The Guardian menuliskan bahwa politisi Indonesia Basuki Tjahaja Purnama (Ahok) dibebaskan di tengah desas-desus kemungkinan besar Ahok yang berusaha menghidupkan kembali nasib politiknya. "Mantan Gubernur Jakarta, Indonesia yang dipenjara karena penistaan agama pada tahun 2017 telah dibebaskan," ujar BBC dalam beritanya.
Strait Times menuliskan Ahok keluar dari penjara pada pukul 07.30 dan disambut oleh putranya. Beberapa pendukungnya juga menunggunya bebas. "Sejumlah pendukung Ahok berpakaian merah, biru dan putih berkumpul di luar Mako Brimob di Depok, Jakarta Selatan, menunggu pembebasannya," kata Straits Times.
"Sebelum pembebasannya, ada laporan media dan banyak obrolan tentang masa depannya, termasuk diundang untuk berbicara di beberapa negara," lanjut media tersebut.
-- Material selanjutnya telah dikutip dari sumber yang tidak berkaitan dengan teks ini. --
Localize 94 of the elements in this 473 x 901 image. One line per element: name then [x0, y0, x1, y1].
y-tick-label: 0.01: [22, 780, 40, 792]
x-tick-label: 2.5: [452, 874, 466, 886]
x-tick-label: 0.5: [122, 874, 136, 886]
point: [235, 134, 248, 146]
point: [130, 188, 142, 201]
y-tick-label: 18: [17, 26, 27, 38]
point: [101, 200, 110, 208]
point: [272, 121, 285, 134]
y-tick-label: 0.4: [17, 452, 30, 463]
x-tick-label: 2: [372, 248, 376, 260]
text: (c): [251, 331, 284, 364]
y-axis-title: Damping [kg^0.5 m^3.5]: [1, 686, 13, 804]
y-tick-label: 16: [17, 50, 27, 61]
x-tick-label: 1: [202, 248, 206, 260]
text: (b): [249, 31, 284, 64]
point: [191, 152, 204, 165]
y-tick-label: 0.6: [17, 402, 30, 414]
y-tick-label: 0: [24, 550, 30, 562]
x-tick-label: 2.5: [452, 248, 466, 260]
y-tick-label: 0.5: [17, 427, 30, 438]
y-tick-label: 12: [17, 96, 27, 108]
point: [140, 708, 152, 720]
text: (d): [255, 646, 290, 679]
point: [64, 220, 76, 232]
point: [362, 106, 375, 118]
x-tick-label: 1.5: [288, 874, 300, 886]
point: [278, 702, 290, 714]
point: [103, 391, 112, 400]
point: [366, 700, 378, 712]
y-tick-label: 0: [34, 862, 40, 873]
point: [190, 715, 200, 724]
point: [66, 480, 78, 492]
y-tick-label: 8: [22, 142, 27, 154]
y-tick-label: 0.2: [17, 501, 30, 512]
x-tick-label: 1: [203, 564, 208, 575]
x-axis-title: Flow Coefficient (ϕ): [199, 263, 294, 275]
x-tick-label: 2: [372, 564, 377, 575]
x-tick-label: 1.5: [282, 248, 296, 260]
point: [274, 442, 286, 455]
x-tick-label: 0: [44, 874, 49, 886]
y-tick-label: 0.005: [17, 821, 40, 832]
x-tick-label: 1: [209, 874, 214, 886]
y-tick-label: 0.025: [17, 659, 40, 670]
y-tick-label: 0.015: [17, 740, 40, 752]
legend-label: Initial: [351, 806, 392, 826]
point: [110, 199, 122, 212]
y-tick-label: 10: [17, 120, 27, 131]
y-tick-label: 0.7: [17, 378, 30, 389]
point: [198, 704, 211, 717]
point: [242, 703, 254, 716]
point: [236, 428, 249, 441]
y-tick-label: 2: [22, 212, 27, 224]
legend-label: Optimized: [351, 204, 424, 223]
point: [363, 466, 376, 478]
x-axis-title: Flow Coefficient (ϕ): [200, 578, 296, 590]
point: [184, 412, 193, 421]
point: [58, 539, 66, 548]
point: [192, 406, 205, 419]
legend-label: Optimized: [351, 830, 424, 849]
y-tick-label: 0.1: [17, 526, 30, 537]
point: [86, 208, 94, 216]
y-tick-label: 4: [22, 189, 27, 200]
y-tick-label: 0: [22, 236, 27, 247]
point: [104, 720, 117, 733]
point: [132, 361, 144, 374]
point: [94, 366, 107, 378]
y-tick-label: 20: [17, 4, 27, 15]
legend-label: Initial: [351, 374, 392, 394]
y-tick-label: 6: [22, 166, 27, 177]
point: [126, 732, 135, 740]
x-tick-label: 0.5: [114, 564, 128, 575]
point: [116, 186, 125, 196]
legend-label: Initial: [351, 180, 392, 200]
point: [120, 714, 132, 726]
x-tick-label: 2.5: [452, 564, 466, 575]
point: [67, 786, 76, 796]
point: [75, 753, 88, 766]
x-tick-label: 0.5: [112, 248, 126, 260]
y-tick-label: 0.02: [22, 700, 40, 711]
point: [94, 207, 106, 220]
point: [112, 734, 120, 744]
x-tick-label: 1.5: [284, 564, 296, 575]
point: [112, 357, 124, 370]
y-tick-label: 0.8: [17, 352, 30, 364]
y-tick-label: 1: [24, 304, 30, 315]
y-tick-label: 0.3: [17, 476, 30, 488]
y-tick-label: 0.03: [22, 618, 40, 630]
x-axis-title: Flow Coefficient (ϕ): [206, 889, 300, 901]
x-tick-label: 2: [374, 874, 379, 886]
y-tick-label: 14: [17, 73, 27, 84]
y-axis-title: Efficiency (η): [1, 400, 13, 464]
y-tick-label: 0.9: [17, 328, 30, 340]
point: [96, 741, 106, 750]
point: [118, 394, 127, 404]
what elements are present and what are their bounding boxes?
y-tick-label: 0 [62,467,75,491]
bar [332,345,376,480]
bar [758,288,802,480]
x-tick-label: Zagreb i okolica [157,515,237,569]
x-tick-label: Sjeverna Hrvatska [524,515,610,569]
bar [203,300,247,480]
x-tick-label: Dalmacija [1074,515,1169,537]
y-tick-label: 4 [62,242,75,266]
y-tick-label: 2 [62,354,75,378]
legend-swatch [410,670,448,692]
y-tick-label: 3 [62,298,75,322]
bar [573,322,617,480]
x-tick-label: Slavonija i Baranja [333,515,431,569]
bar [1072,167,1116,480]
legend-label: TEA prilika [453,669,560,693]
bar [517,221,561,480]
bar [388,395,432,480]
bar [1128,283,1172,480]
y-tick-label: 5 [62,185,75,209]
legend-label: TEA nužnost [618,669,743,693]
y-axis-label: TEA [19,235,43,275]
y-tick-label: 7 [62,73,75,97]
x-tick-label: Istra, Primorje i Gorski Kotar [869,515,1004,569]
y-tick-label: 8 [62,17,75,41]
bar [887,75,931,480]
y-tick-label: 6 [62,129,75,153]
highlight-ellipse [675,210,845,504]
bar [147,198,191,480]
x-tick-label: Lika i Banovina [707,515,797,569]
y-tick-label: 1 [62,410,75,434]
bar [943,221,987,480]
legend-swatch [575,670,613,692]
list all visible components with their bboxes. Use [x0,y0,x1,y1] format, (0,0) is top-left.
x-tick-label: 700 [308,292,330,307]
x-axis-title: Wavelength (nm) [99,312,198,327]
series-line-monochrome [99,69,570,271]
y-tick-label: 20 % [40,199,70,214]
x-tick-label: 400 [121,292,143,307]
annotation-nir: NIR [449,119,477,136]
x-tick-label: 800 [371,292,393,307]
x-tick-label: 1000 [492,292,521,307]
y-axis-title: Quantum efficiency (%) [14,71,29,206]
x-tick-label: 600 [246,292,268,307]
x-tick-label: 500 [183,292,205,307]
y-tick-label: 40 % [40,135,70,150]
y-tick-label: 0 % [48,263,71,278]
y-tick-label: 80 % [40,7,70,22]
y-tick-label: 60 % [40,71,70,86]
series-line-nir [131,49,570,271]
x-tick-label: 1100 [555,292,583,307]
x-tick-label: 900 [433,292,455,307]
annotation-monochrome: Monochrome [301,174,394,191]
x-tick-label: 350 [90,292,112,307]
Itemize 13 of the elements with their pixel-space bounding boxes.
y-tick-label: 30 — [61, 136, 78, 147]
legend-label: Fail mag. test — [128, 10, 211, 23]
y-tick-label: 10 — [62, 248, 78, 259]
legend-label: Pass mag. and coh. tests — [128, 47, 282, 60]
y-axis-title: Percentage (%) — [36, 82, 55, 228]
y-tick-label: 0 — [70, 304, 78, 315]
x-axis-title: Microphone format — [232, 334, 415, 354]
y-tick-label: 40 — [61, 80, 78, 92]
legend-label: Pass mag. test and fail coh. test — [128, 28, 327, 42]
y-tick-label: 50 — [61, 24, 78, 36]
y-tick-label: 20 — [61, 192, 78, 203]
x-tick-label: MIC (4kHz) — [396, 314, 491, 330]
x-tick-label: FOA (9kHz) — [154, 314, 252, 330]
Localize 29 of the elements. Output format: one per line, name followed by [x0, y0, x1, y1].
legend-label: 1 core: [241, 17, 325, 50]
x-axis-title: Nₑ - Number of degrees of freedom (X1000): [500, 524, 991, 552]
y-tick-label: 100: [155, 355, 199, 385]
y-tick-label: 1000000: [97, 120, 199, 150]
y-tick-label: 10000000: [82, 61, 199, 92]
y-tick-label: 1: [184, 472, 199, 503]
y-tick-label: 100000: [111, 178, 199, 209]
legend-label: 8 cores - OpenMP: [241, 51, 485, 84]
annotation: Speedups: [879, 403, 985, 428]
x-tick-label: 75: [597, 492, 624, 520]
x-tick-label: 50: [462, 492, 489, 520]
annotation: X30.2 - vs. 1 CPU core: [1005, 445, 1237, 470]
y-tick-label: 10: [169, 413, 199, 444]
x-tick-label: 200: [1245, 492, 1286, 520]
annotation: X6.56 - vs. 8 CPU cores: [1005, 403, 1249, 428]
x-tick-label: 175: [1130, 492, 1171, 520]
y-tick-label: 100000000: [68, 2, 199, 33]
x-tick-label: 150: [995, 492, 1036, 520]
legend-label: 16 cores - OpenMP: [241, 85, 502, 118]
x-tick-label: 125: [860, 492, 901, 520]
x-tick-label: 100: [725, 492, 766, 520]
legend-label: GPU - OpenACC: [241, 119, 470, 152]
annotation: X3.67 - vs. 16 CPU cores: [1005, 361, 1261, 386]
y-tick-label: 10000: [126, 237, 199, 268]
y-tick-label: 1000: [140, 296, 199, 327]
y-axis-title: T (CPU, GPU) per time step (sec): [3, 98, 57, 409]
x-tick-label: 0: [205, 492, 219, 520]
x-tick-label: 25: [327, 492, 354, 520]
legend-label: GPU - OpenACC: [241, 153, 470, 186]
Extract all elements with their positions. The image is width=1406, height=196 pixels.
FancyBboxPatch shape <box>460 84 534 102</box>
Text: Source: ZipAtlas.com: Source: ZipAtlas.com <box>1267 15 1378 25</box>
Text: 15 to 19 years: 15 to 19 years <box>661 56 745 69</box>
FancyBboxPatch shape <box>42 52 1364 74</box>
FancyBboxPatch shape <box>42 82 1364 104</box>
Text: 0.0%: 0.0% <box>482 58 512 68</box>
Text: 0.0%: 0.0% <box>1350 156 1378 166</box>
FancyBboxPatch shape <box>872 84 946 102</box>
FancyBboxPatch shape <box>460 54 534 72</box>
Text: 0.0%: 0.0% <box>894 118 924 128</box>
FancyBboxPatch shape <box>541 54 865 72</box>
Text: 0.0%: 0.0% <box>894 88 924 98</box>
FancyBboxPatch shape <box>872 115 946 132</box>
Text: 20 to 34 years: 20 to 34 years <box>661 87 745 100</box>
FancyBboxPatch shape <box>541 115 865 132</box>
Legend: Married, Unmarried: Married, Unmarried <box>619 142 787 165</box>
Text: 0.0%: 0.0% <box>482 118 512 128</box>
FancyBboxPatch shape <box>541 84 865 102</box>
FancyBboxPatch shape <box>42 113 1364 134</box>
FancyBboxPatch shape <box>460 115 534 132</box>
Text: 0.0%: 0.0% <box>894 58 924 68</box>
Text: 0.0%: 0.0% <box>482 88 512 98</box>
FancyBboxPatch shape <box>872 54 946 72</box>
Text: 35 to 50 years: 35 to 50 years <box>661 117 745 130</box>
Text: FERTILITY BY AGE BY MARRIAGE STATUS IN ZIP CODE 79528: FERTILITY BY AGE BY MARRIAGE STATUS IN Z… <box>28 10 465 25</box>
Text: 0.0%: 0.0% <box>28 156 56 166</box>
Kantor berita Reuters juga memberitakan pembebasan Ahok pagi ini. Sementara France24 memberitkan pembebasan Ahok dan menceritakan masa kecil Ahok yang dibesarkan dengan ayah yang tegas. Ahok dilahirkan dalam keluarga kaya di pulau Belitung di Indonesia barat, dan belajar geologi di universitas di Jakarta, sebelum kembali ke desanya dan menjalankan bisnis.
Ayahnya mendesak dia untuk menggunakan bakatnya untuk membantu mereka yang kurang beruntung, dan dia memasuki politik lokal pada 2004.
Ia terpilih sebagai anggota parlemen nasional pada tahun 2009 dan bertemu Joko Widodo. Mereka kemudian mencalonkan diri dalam pemilihan Gubernuh DKI Jakarta 2012 dan menang dengan Jokowi sebagai gubernur dan Ahilok sebagai wakil gubernur.
"Namun, warisan sejatinya mungkin bukan jalan atau taman yang ia ciptakan, tetapi kepribadiannya," kata Syamsuddin Haris, seorang analis politik di Institut Ilmu Pengetahuan Indonesia.
"Warisannya adalah keterbukaan, kejujuran, keberanian, kepemimpinan yang menentukan, dan pendiriannya melawan korupsi," kata Haris.